Em uma revisão da Associação Americana de Centros de Controle de Venenos (AAPCC) 1983-2009, houve 668 111 exposições relatadas a plantas durante 2000-2009, das quais 621 109 foram exposições a substâncias únicas.27 No total, 8,9% de todas as exposições envolveram plantas em 1983, 6,0% em 1990, 4,9% em 2000, e 2,4% em 2009. Os indivíduos do sexo masculino foram responsáveis por 52% das ingestões e mais de 60% dos resultados moderados e principais; as crianças com 5 anos ou menos foram responsáveis por 81% das exposições a plantas. Apenas 45 mortes foram registradas entre 1983 e 2009; as espécies Datura e Cicuta foram responsáveis por 36%.

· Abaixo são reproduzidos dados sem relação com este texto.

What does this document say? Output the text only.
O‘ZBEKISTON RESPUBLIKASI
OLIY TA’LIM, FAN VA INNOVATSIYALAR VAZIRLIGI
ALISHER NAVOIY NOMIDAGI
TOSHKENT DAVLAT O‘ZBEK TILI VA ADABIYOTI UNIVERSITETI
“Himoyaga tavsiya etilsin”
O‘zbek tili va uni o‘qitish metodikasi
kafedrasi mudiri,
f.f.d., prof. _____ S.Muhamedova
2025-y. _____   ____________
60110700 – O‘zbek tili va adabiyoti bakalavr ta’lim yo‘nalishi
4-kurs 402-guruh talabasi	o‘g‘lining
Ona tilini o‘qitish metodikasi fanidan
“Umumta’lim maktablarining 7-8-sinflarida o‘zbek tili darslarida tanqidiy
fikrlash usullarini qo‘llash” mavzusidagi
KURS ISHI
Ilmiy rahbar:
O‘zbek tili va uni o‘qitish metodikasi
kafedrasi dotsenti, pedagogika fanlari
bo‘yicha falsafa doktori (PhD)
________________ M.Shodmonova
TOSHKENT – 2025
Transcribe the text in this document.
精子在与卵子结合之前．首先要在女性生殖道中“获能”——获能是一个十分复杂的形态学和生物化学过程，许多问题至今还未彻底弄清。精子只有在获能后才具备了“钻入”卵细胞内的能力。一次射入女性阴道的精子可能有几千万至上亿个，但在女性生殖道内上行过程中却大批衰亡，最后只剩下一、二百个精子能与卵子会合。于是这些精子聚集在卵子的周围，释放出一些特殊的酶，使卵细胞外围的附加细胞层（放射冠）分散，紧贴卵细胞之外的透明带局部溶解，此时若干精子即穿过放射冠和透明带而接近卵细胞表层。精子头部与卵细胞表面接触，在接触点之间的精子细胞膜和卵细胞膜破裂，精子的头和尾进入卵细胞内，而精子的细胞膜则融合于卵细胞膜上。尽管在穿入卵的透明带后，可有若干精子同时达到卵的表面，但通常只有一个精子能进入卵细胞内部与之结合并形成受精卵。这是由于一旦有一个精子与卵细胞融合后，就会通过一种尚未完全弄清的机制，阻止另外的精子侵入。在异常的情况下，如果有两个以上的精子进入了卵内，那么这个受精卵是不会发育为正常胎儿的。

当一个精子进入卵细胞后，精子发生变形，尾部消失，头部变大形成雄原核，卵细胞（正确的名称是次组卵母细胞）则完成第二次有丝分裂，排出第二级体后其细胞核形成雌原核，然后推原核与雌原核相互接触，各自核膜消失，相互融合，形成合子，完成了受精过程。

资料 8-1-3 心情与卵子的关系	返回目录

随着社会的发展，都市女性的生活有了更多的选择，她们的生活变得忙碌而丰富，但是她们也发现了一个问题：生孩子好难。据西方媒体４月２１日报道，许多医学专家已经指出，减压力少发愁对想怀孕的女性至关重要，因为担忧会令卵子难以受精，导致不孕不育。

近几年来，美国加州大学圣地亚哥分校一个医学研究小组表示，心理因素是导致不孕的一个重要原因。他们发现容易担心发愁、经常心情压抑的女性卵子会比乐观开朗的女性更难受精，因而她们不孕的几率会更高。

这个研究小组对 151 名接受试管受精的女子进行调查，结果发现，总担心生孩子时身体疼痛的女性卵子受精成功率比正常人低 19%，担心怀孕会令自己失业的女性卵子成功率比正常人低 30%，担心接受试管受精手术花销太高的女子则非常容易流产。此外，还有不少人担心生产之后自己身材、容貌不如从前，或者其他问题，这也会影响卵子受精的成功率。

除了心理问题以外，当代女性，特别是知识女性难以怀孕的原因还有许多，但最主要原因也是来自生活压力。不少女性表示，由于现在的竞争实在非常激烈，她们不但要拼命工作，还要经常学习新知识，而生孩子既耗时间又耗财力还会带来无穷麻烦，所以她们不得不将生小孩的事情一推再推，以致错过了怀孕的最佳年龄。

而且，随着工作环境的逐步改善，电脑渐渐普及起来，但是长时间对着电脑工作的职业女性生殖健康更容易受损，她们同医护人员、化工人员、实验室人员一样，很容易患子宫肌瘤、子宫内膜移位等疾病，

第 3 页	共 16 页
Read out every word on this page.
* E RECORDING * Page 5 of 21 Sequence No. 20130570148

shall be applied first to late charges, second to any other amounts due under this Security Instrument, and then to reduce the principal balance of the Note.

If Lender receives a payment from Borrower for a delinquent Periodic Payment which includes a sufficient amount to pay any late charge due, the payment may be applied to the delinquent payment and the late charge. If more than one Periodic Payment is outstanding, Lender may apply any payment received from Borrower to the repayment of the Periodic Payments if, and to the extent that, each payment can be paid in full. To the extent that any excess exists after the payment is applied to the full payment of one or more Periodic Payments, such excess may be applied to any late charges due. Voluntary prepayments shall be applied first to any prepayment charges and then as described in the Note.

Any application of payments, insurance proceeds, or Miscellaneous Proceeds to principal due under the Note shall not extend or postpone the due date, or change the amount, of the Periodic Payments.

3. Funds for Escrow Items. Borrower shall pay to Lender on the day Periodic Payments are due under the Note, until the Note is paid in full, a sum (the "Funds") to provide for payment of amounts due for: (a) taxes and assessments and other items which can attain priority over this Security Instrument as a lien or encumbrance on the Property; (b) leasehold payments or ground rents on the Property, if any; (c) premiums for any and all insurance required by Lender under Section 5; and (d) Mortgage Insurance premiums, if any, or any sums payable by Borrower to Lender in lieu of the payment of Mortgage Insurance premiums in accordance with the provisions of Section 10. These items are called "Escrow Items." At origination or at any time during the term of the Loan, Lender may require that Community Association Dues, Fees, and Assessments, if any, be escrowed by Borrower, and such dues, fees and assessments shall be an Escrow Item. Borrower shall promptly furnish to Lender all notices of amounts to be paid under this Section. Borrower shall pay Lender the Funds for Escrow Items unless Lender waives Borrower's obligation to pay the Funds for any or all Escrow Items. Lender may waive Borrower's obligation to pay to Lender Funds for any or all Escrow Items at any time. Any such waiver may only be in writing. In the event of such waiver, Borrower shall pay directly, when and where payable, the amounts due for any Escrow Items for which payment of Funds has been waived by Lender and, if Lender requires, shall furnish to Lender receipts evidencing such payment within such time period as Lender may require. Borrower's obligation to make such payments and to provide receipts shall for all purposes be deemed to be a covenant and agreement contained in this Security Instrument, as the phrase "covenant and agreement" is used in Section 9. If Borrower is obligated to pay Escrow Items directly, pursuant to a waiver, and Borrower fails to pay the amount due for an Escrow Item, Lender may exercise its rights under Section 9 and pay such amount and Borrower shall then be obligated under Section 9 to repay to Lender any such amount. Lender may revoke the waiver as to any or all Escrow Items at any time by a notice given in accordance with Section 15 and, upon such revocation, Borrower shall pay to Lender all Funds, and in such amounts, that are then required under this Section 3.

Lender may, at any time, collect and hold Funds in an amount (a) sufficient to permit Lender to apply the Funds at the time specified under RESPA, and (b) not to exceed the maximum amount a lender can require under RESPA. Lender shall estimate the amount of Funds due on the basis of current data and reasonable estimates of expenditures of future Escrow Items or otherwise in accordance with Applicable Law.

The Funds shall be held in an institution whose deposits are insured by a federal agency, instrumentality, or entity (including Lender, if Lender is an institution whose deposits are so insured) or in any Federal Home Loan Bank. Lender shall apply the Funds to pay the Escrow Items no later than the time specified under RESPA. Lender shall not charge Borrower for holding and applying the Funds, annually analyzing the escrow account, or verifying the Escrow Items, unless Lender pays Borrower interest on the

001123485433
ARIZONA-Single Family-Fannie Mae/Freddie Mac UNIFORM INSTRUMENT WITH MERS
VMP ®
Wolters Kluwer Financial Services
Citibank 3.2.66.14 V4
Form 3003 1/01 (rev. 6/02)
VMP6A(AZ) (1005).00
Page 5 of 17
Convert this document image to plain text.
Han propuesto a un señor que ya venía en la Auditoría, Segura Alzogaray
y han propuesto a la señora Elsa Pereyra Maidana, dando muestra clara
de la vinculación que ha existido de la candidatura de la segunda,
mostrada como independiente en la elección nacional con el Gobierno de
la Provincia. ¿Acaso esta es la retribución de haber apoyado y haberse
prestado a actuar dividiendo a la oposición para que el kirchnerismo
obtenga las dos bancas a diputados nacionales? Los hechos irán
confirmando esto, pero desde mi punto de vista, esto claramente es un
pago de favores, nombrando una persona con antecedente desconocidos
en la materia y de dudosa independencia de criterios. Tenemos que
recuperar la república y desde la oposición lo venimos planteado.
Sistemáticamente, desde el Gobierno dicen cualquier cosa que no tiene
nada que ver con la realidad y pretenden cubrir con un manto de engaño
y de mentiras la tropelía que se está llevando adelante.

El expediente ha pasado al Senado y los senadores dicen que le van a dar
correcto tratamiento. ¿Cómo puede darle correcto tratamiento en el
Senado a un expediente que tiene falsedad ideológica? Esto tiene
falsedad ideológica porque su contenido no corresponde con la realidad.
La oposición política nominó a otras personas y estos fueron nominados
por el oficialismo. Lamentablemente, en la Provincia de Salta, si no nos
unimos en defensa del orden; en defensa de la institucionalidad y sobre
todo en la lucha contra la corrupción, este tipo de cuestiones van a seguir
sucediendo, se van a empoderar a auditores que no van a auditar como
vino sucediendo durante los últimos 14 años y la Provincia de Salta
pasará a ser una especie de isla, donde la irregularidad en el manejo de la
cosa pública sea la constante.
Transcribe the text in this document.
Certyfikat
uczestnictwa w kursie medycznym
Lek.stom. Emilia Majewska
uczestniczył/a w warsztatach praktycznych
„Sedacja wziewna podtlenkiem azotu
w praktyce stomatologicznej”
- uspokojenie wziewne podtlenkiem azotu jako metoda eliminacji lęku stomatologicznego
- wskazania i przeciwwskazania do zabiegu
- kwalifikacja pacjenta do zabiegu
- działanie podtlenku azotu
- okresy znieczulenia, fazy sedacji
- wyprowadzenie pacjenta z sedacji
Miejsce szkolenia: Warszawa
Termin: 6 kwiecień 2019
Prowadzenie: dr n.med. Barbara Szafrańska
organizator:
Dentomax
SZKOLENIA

Não há uma forma simples de classificar plantas venenosas, a não ser pelos nomes científicos de seus gêneros e espécies e mesmo aquelas que mudam de tempos em tempos. Além disso, muitas plantas díspares contêm compostos com efeitos semelhantes. Este capítulo contém uma mistura de títulos, usando ou os nomes das plantas ou dos seus principais constituintes; ou termos que descrevem as suas características químicas ou farmacológicas ou os seus efeitos clínicos. A discussão seguinte não será restrita às plantas que são encontradas apenas em áreas tropicais.